Historical population
| Census | Pop. | Note | %± |
| 1820 | 2,004 |  | — |
| 1830 | 2,054 |  | 2.5% |
| 1840 | 1,730 |  | −15.8% |
| 1850 | 2,129 |  | 23.1% |
| 1860 | 1,863 |  | −12.5% |
| 1870 | 1,662 |  | −10.8% |
| 1880 | 1,562 |  | −6.0% |
| 1890 | 1,278 |  | −18.2% |
| 1900 | 1,059 |  | −17.1% |
| 1910 | 985 |  | −7.0% |
| 1920 | 836 |  | −15.1% |
| 1930 | 822 |  | −1.7% |
| 1940 | 798 |  | −2.9% |
| 1950 | 857 |  | 7.4% |
| 1960 | 795 |  | −7.2% |
| 1970 | 941 |  | 18.4% |
| 1980 | 1,228 |  | 30.5% |
| 1990 | 1,581 |  | 28.7% |
| 2000 | 1,718 |  | 8.7% |
| 2010 | 1,800 |  | 4.8% |
| 2020 | 1,717 |  | −4.6% |
| 2024 (est.) | 1,707 |  | −0.6% |
U.S. Decennial Census

== Communities and locations in Jackson ==

=== Communities ===
- Anaquassacook – a location on NY-313 in the eastern part of Jackson.
- Eagleville – a hamlet in the eastern part of Jackson by the Batten Kill, mostly in the Town of Salem
- The Plains – a location in the southeastern part of the town, east of Chapin Field.
- Chapin Field (1B8) – an airport near the southern town line, with two intersecting grass strip runways.
- Shushan – a hamlet at the Batten Kill on County Road 61, mostly in the Town of Salem.
- Battenville, New York – a small hamlet, mostly in the Town of Greenwich.
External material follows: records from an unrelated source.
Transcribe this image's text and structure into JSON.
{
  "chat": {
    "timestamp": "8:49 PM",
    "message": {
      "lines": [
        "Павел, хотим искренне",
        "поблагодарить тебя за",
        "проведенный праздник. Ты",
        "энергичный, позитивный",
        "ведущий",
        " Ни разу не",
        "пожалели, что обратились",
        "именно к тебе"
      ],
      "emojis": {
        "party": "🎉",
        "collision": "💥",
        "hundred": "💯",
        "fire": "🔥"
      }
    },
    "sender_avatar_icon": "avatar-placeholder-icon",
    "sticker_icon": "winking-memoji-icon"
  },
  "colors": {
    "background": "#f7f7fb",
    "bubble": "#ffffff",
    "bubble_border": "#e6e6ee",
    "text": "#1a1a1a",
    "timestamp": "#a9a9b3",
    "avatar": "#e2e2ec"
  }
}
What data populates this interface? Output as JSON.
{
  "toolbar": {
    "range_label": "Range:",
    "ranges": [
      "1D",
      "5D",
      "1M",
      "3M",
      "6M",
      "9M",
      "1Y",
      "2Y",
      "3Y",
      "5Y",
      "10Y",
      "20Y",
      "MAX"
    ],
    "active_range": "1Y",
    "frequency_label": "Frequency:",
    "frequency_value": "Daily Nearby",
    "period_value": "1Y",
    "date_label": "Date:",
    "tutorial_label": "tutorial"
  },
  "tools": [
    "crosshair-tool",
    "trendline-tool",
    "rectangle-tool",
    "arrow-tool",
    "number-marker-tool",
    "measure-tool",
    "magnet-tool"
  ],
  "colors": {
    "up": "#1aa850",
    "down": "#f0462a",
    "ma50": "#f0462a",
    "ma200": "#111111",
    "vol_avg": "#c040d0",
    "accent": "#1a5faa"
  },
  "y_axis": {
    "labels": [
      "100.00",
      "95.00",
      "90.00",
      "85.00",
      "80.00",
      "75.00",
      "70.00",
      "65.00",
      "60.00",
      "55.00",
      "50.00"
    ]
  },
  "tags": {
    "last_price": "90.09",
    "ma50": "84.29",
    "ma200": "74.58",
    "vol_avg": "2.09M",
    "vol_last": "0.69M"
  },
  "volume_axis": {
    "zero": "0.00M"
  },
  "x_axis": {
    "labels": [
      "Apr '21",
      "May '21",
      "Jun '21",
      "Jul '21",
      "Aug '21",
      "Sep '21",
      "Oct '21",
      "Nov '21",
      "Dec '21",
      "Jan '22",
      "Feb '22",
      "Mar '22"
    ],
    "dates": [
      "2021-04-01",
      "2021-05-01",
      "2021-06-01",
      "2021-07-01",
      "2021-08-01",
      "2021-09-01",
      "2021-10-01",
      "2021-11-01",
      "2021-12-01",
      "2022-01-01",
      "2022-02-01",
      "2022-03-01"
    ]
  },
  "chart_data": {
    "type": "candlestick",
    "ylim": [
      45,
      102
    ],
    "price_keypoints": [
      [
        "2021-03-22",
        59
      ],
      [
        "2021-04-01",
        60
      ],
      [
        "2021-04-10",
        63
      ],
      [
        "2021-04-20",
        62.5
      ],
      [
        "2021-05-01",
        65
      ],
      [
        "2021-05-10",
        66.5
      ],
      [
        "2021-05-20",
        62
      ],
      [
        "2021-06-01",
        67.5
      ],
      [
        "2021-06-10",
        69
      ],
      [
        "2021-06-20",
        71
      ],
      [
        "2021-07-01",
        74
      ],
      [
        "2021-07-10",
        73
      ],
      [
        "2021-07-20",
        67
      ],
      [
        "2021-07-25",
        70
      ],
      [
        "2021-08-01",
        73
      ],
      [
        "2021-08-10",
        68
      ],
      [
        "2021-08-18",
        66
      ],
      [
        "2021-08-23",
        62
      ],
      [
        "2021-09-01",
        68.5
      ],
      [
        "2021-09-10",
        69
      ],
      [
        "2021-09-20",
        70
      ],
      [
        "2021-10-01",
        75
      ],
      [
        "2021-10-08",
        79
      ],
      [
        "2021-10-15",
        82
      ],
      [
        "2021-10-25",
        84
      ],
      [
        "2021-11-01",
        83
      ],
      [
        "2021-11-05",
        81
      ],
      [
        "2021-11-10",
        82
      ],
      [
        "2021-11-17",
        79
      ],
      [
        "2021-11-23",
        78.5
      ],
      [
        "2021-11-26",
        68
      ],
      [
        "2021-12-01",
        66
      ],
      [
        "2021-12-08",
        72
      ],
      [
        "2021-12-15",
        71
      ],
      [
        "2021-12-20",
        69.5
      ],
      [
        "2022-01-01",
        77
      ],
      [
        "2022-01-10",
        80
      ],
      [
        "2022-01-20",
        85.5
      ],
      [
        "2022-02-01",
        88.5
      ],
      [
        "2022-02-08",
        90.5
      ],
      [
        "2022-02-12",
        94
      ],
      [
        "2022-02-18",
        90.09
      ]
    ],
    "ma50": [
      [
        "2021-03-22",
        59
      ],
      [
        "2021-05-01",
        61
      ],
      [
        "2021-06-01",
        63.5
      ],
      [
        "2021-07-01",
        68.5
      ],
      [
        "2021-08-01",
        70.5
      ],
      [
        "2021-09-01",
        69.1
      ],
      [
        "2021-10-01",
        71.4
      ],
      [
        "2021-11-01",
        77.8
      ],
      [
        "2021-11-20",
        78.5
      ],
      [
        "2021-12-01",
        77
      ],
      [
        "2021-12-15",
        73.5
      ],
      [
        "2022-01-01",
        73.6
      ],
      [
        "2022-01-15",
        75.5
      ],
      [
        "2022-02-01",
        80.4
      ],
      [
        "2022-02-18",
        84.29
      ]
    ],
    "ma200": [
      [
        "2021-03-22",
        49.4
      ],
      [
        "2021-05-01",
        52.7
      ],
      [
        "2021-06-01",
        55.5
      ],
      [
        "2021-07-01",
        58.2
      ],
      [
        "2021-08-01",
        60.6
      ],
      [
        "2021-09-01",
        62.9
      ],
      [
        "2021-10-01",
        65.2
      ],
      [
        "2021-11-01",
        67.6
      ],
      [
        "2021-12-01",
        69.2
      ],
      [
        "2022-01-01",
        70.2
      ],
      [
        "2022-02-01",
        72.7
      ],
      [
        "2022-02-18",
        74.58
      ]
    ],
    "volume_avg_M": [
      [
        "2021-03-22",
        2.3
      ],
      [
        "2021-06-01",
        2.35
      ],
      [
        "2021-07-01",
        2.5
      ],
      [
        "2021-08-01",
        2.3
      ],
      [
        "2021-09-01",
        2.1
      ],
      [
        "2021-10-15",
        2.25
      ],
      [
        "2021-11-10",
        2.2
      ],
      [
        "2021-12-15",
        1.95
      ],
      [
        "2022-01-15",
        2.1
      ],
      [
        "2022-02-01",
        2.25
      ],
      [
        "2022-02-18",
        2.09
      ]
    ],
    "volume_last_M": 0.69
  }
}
=== Geographical locations ===
- Cambridge Creek - A stream in the eastern part of Jackson.
- Clark Pond - A small lake north of Hedges Lake.
- Dead Lake - A small lake west of NY-22, south of Hedges Lake.
- Eldgridge Swamp - A swamp north of The Plains.
- Hedges Lake - A lake in the middle of the town, west of NY-22.
- Lake Lauderdale - A lake in the middle of the town, east of NY-22.
- Mount Colfax - An elevation south of Hedges Lake.
- Owl Kill - A stream flowing out of Lake Lauderdale.
- Schoolhouse Lake - A lake north of Lake Lauderdale.